My batik painting “What Once Was Twice” received First Place in Painting at The Murray Art Guild’s show “Visual Evidence”. It was a real thrill to get this recognition for a piece that really means a lot to me. And to cap it off, the piece sold soon afterwards!
The imagery here extends my interest in the jacaranda seed pod, used in a front/back orientation representing the illusion of duality. As a philisophical stance, “non-dualism” has a history in eastern religion. Variously described as “the coincidence of opposites” or “the dialectic” in western circles, the concept describes the paradoxical nature or all experience. What seems to exist as duality (mind/spirit, heaven/earth, male/female) is considered to be largely an illusion of the intellect. The unresolvable tension between monism and dualism is redirected in the paradoxical expression: “non-dual”.
The seed pod images are further explored as lens through which we view a landscape. The landscape here is from an image of a national park in Iceland called Pinvellir. The geology of that area is volcanic and the igneous rock is covered in multicolored lichen and heather. The effect is entirely enchanting and I had a kind of extraordinary experience walking the valley there. I later described the landscape as “otherwise inhabited” (if that gives you some idea of the impact it had on me).
So in this image the two becomes a lens through which we attempt to view a mystical one.
I just received notice that my batik painting “A Pod Thing Happened” was accepted into the 60th Mid-States Art Exhibition. I’m a little stunned because I got an email rejecting the other piece I submitted (“What Once Was Twice”) and I thought that was it.
I had a sort of powerful reaction to reading the acceptance letter because I just assumed it was a follow-up rejection notice. Opening any letter from a gallery after submitting work is nerve wracking, but especially so in the case of a prestigious regional show like the Mid-States. In this moment I just assumed I would be reading a version of the email; “We thank you for your submission. Unfortunately…”
So the the “Congratulations” jumped right off the page at me and I had to drop the letter on the table to re-read it and prove to myself I didn’t imagine it. And then… Well, I actually cried a little bit.

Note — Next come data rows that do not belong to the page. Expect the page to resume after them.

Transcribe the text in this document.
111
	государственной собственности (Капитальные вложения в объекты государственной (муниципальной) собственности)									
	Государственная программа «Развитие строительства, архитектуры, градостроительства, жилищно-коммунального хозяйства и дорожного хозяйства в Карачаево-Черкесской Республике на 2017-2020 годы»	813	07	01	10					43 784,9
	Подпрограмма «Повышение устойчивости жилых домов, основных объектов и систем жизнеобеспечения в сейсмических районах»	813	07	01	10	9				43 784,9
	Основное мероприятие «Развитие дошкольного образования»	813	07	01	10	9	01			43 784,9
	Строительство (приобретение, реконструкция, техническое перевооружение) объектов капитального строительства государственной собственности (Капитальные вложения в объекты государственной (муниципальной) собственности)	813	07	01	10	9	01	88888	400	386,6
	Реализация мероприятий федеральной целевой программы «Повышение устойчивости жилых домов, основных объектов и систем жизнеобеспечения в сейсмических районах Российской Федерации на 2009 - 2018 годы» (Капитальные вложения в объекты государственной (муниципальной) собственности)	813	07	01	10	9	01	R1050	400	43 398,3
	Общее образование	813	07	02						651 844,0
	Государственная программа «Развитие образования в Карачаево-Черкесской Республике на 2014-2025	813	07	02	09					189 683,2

Rejection is a way of life for the artist. It is a badge of honor really. You work at your art day after day, year after year. You think that you do fairly good work, occasionally exceptional. But typically, and as in my case, rejection notices follow pretty much like night follows day. And the Mid-States show in Evansville, Indiana and the other show at Cedarhurst in Mt. Vernon, Illinois had rejected me several times in a row after accepting my piece “Fabricantes” way back in 2008.
Recognition on the other hand is a precious thing. We are really just big show-offs, we artists. Someone made the big mistake of being enthusiastic about our scrawlings long ago and we got hooked on repeating our little magic tricks. That’s a very shallow way of describing the artistic process I know, but there’s a bit of truth to it. But thank goodness for people who have the kindness and grace to show that recognition for us because art dies in the echo chamber.
I went to the opening receptions for the 2008 event in Evansville and was blown away by the quality of the work I was a part of. The Evansville Museum does a fantastic job collecting the finest regional art for that show. They claim that over 300 works of art were submitted. I am one of the fortunate 45 to be chosen.